= Hugo von Hildesheim =

Hanseatic League merchant

Hugo von Hildesheim (fl. late 12th and early 13th centuries) was one of the few large and long-distance merchants from the early days of the Hanseatic League, whose individual fate can be reconstructed. He was active in the late 12th and early 13th centuries. In retrospect, he is described as very influential.

==Life==
He probably originated from one of the two leading ministerial families of the episcopal city of Hildesheim at that time - either de Insula (in German: "von der Werder") or de veteri foro (in German: "vom alten Markt"). Both repeatedly presented both the city bailiff and the bailiff of St.
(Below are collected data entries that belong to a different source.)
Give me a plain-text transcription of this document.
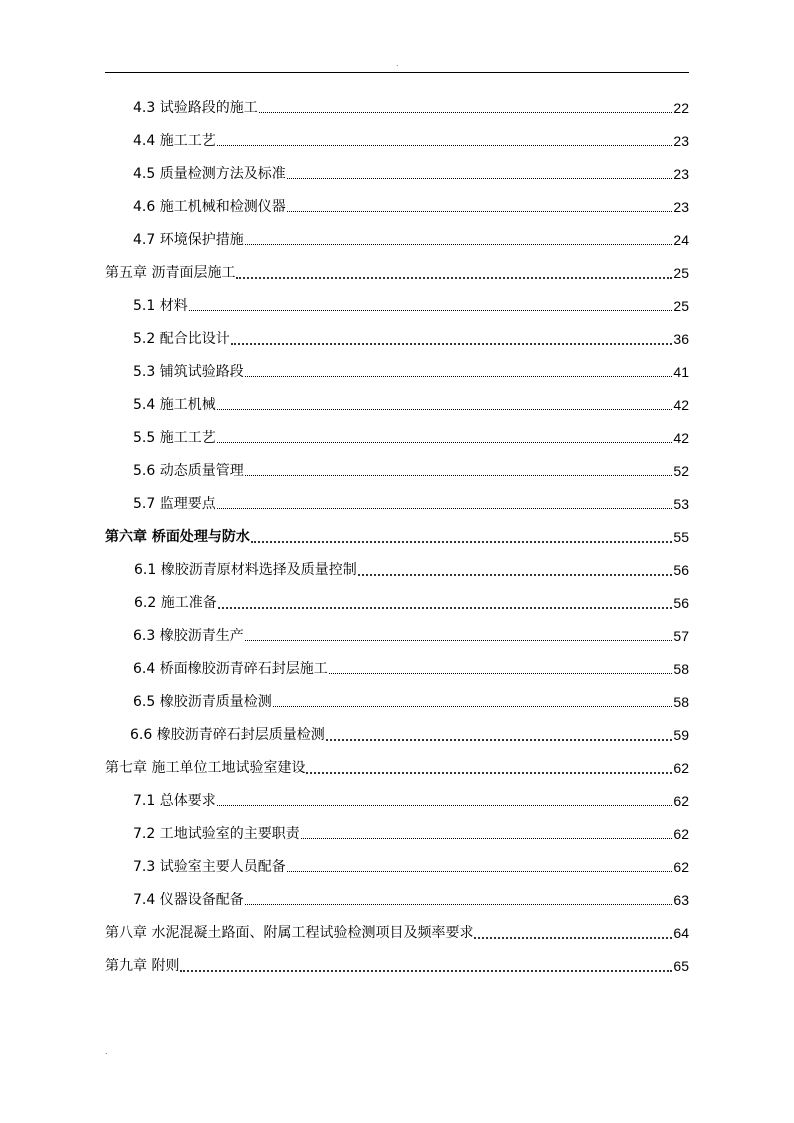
.
4.3 试验路段的施工	22
4.4 施工工艺	23
4.5 质量检测方法及标准	23
4.6 施工机械和检测仪器	23
4.7 环境保护措施	24
第五章 沥青面层施工	25
5.1 材料	25
5.2 配合比设计	36
5.3 铺筑试验路段	41
5.4 施工机械	42
5.5 施工工艺	42
5.6 动态质量管理	52
5.7 监理要点	53
第六章 桥面处理与防水	55
6.1 橡胶沥青原材料选择及质量控制	56
6.2 施工准备	56
6.3 橡胶沥青生产	57
6.4 桥面橡胶沥青碎石封层施工	58
6.5 橡胶沥青质量检测	58
6.6 橡胶沥青碎石封层质量检测	59
第七章 施工单位工地试验室建设	62
7.1 总体要求	62
7.2 工地试验室的主要职责	62
7.3 试验室主要人员配备	62
7.4 仪器设备配备	63
第八章 水泥混凝土路面、附属工程试验检测项目及频率要求	64
第九章 附则	65
.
Michael's Monastery. Hugo probably married Thanbrigge, a daughter of the Holstein Overboden Marcrad II, who in 1181 had been driven to Schleswig by Count Adolf III of Holstein. Hugo established his trading business between his hometown, Neumünster, Lübeck and Livonia. Through his wedding, he is a well known example of the connection between the early Hansa-early urban elite and the old free and low noble rural families.

Around the same time, a Hugo von Hildesheim is known, who was abbot of the Augustinian canons at Neumünster. In addition, in 1224 Thanbrigge donated 2½ hufe of land in Holstein's Brachfeld from the possession of the monastery to the Daugavgrīva Abbey in today's Riga. Both suggest that the abbot and the merchant Hugo were the same person.